Dédié à son grand-père Adel, qui a fait preuve d’une tendresse maternelle envers elle et toute sa famille, ce roman décrypte les mystères, les trahisons et les troubles des corps, de l’esprit et des cœurs, dans un passé quelque peu obscur et confus. Comme pour rompre la malédiction, cet opus fictionnel sous haute tension s’entretient des relations familiales et passionnelles entre les êtres. Des relations aux accents enrobés de souffrances, de non(ou trop)-dits, de revendications, d’incompréhension et de besoin d’amour inassouvi… D’où l’aspect éminemment psychologique de cette écriture oscillant entre détails des rapports humains et les secrets souvent déroutants qui enveloppent chaque être.

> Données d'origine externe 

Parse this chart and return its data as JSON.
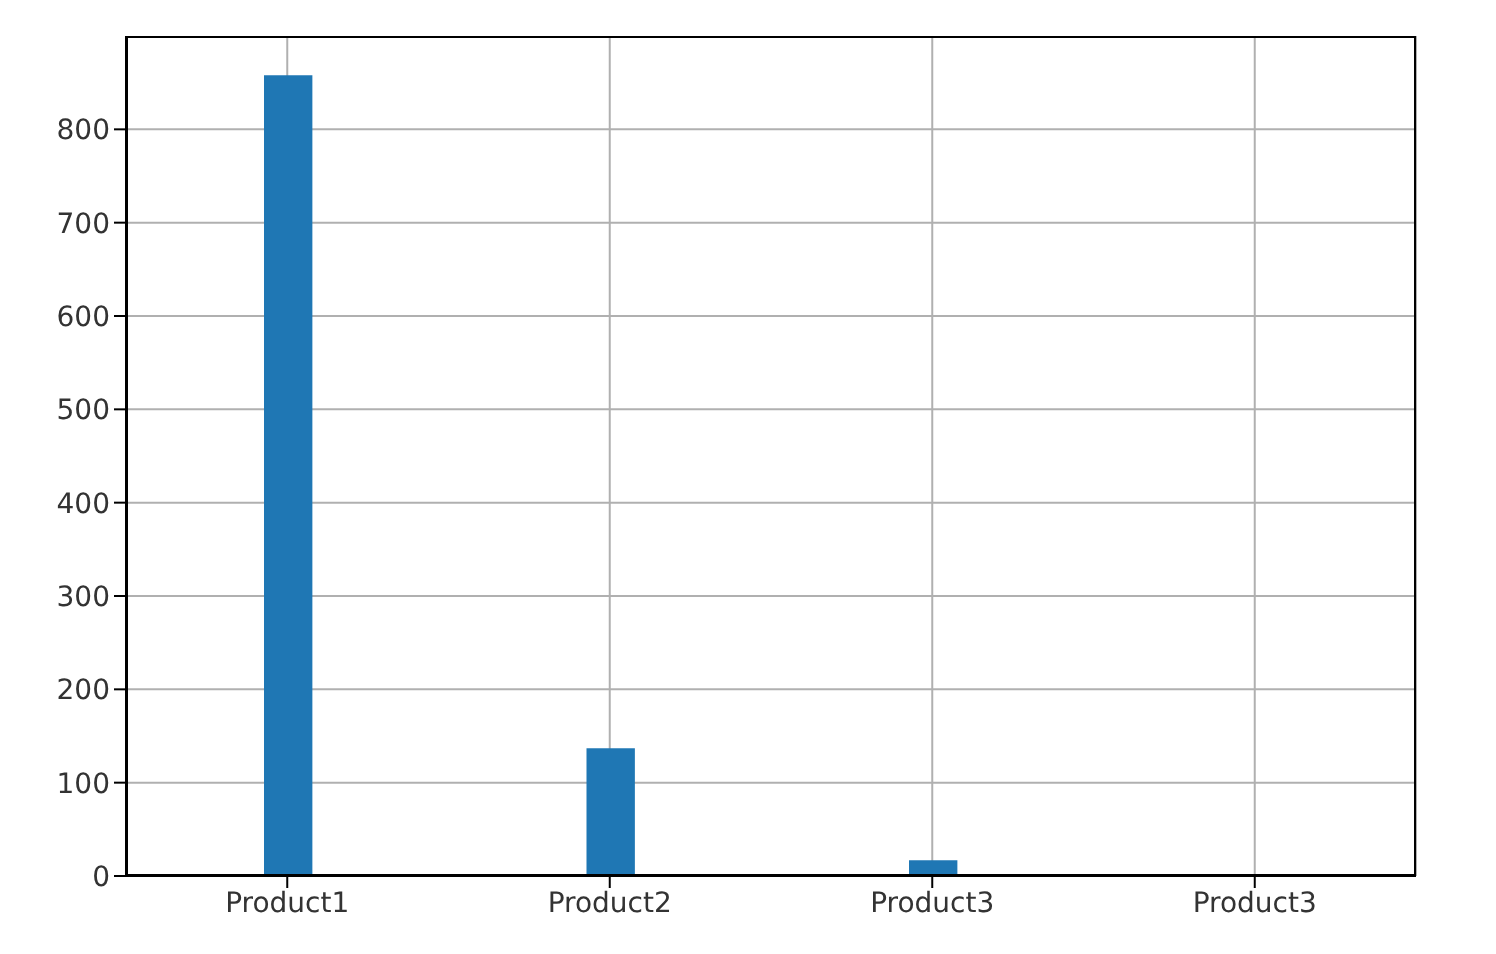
{
  "chart_data": {
    "type": "bar",
    "categories": [
      "Product1",
      "Product2",
      "Product3",
      "Product3"
    ],
    "values": [
      858,
      137,
      17,
      0
    ],
    "color": "#1f77b4",
    "ylim": [
      0,
      900
    ],
    "yticks": [
      0,
      100,
      200,
      300,
      400,
      500,
      600,
      700,
      800
    ],
    "grid": true
  }
}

Quand le lecteur écrit la fin

Pour son deuxième roman, al-Janna ajmal min baaid (Le paradis est plus beau de loin, 283 pages, Hachette Antoine), Katia al-Tawil a choisi le romanesque ludique. Non sans vouloir écrire avec sérieux, tout en délaissant progressivement, au milieu du chemin, sans regrets ni états d’âme, ses personnages et leurs situations créés de toutes pièces ou croqués initialement sur le vif. Dans un esprit interactif et participatif, elle laisse ainsi aux lecteurs le soin de tracer les mots de la fin…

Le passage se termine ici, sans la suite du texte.